As the world becomes increasingly interconnected through Operational Technology (OT) and the Internet of Things (IoT), the security of our network devices has never been more critical. Recent research from Forescout and Finite State reveals alarming vulnerabilities in OT and IoT routers, particularly those that rely on outdated software components. This issue poses significant risks to organizations that depend on these devices to connect critical infrastructure.
Key Findings from the Research
The Forescout-Finite State report, titled “Rough Around the Edges,” analyzed firmware from several OT/IoT router vendors, including Acksys, Digi, MDEX, Teltonika, and Unitronics. The findings paint a concerning picture of the security landscape for these devices:
- Exploitable Vulnerabilities: The study found that OT and IoT routers had an average of 20 exploitable n-day vulnerabilities affecting their kernels. These vulnerabilities represent known risks that have not been addressed in the latest firmware releases.
- Aging Software Components: The research identified an average of 662 components per firmware image, with many components being outdated. On average, the open-source components analyzed were five years and six months old, lagging behind the latest available releases.
- Known Vulnerabilities: The report revealed that firmware images contained an average of 161 known vulnerabilities, including 24 classified as critical. These vulnerabilities present substantial risks if left unaddressed.
- Lack of Security Features: The analyzed firmware images exhibited a lack of essential binary protection mechanisms. For instance, only 41% of binaries utilized RELRO (Read-Only Relocations), and just 4% employed RPath.
The Importance of Software Supply Chain Security
The research highlights the critical need for organizations to assess their software supply chain actively. As Daniel dos Santos, head of research at Forescout, stated, “With the convergence of IoT and OT, threats targeting connected devices are increasing exponentially due to cybercriminal botnets, nation-state APTs, and hacktivists.” The prevalence of outdated components can leave networks vulnerable to attacks.
A worrying trend is the reliance on modified versions of OpenWrt, an open-source Linux-based OS. While many firmware images utilize this operating system, the heavily modified versions can introduce additional vulnerabilities, further complicating security efforts.
Addressing the Risks
To mitigate the risks associated with outdated software components in OT and IoT routers, organizations should consider the following strategies:
- Regular Software Updates: Ensure that all devices are running the latest firmware and that software components are regularly updated to address known vulnerabilities.
- Implement Security Best Practices: Adopt best practices for device management, including the use of strong, unique passwords and enabling multi-factor authentication (MFA) where possible.
- Conduct Vulnerability Assessments: Regularly assess the network for vulnerabilities and identify devices that may be running outdated software components. This proactive approach can help organizations respond quickly to emerging threats.

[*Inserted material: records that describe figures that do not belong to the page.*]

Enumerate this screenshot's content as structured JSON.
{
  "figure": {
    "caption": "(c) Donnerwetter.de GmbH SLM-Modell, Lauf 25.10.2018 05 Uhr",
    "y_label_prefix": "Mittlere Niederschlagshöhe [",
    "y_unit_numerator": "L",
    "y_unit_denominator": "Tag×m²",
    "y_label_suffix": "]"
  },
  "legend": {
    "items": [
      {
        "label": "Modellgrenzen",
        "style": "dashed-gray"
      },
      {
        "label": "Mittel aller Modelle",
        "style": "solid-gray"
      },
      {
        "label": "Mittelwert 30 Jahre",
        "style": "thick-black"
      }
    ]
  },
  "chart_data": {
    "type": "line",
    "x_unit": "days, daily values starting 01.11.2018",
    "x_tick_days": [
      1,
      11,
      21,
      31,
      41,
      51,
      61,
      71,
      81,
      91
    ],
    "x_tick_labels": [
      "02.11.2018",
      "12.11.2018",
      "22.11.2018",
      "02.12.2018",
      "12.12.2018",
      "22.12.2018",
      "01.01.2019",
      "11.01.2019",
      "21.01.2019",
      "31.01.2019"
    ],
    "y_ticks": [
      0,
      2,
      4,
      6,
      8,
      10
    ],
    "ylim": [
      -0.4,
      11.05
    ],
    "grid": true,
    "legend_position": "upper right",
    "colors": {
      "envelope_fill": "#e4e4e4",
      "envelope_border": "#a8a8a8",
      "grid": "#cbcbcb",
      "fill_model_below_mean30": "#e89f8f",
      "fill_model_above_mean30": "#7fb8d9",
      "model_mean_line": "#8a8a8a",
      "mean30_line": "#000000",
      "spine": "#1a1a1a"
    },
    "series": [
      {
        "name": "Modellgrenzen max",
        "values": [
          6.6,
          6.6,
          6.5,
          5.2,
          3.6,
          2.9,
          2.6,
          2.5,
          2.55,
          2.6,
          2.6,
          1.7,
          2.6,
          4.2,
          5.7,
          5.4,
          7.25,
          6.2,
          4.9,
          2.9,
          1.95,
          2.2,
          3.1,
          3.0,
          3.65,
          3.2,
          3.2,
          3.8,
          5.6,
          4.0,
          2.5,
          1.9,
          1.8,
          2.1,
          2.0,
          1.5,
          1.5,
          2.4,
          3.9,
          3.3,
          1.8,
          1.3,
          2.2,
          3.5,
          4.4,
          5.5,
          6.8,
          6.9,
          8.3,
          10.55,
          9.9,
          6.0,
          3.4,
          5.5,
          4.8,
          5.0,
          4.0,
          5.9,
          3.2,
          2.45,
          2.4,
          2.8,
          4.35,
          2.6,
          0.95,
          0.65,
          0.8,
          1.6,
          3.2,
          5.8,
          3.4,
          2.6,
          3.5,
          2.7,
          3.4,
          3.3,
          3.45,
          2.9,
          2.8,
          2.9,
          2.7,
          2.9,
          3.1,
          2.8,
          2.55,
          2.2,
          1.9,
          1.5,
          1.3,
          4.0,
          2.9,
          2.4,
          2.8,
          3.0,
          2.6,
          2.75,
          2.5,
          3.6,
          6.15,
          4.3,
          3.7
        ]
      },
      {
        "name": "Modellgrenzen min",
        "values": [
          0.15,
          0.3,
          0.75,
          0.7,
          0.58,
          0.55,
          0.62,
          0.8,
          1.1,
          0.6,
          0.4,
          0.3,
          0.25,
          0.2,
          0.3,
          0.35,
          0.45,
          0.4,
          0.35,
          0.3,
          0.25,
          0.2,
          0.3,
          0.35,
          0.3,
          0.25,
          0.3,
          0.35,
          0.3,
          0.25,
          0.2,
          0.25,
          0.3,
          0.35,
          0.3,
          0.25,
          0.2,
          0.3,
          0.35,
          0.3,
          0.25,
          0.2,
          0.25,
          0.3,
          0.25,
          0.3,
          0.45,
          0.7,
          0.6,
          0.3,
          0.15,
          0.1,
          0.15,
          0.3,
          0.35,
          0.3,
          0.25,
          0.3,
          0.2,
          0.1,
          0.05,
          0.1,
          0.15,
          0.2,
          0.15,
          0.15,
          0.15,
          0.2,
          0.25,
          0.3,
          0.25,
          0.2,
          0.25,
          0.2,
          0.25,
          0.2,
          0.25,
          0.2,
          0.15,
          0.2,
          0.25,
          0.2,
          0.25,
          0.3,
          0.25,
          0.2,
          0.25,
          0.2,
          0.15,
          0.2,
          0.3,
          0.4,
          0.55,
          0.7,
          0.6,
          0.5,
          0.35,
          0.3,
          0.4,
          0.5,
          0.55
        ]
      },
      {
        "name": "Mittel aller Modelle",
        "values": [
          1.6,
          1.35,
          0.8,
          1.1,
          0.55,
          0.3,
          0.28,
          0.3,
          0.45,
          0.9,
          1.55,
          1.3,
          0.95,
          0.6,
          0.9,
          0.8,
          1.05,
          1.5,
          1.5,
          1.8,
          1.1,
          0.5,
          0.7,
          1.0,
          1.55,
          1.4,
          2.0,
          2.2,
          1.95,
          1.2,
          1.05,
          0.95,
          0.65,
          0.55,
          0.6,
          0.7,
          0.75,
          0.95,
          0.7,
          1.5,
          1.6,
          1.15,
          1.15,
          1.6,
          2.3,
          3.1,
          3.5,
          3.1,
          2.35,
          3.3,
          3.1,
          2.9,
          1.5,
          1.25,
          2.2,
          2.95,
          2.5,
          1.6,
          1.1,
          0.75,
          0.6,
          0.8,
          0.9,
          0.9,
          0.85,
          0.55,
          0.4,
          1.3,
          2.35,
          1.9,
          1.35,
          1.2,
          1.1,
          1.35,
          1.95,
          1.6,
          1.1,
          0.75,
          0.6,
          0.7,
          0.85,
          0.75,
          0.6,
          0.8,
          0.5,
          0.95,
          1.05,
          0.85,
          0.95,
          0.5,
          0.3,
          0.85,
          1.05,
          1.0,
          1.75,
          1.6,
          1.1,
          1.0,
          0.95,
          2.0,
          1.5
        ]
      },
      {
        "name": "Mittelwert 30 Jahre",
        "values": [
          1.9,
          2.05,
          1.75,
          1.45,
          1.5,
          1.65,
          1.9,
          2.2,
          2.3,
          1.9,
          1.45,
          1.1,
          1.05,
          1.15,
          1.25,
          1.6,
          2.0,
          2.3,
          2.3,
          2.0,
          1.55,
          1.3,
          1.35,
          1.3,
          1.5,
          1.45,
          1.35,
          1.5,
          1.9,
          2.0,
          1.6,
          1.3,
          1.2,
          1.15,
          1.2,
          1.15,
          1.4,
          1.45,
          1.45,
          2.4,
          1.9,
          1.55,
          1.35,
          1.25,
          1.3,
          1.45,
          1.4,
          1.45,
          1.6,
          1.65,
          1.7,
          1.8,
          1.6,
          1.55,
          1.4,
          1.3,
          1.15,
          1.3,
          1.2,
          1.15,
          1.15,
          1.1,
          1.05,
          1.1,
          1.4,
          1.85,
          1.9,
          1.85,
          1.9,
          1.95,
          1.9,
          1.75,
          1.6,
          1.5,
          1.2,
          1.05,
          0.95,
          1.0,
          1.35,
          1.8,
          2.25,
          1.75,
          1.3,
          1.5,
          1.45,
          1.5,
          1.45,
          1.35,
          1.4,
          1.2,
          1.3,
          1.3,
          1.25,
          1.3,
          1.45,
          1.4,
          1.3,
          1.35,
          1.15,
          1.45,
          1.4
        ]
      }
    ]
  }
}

- Demand Transparency from Manufacturers: Device manufacturers should provide more detailed information about the software components used, including their versions and any patches applied. This transparency is crucial for understanding and mitigating risks effectively.
- Utilize Software Bill of Materials (SBOM): Implement SBOMs to track the components within devices accurately. SBOMs provide a comprehensive view of vulnerabilities, helping organizations manage risk and compliance more effectively.
The Road Ahead
As cyber threats continue to evolve, the need for robust security measures in OT and IoT environments becomes increasingly urgent. The Forescout-Finite State research underscores the vulnerabilities posed by outdated software components, highlighting the necessity for organizations to adopt a proactive and informed approach to cybersecurity.
By understanding the risks associated with OT and IoT routers and implementing the recommended strategies, organizations can better protect their critical infrastructure from the growing tide of cyber threats.